Learning Prosumer Behavior in Energy Communities: Integrating Bilevel Programming and Online Learning
Bennevis Crowley, Jalal Kazempour, Lesia Mitridati, Mahnoosh Alizadeh
TL;DR
The paper addresses the challenge of dynamic pricing for demand response when prosumer behavior is uncertain by introducing BiPS, a framework that integrates bilevel price setting with Thompson sampling to learn individual prosumer signatures online. It models each prosumer as a mixture of asset-level signatures with weights learned over time, reformulates the bilevel problem into a MILP via strong duality and KKT conditions, and solves it daily to set prices that respect capacity limits while minimizing community costs. Empirical results with 25 prosumers and 10 signatures show rapid learning, with most weights learned within 5 days and full convergence by 100 days, alongside near-zero regret and adherence to capacity constraints; non-stationarity analyses demonstrate the need to reset priors when underlying weights change. The approach provides a practical, data-efficient method for enabling grid services in energy communities through price-based demand response while preserving prosumer privacy and reducing reliance on extensive pre-existing datasets.
Abstract
Dynamic pricing through bilevel programming is widely used for demand response but often assumes perfect knowledge of prosumer behavior, which is unrealistic in practical applications.
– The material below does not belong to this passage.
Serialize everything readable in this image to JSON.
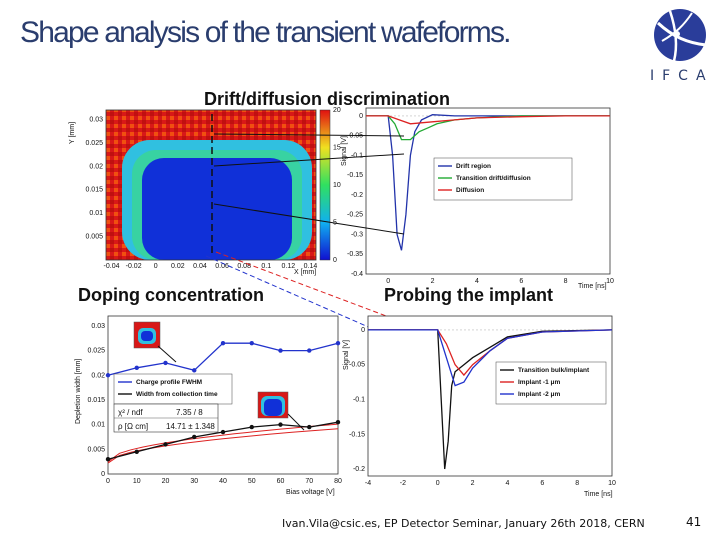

This paper presents a novel framework that integrates bilevel programming with online learning, specifically Thompson sampling, to overcome this limitation. The approach dynamically sets optimal prices while simultaneously learning prosumer behaviors through observed responses, eliminating the need for extensive pre-existing datasets. Applied to an energy community providing capacity limitation services to a distribution system operator, the framework allows the community manager to infer individual prosumer characteristics, including usage patterns for photovoltaic systems, electric vehicles, home batteries, and heat pumps. Numerical simulations with 25 prosumers, each represented by 10 potential signatures, demonstrate rapid learning with low regret, with most prosumer characteristics learned within five days and full convergence achieved in 100 days.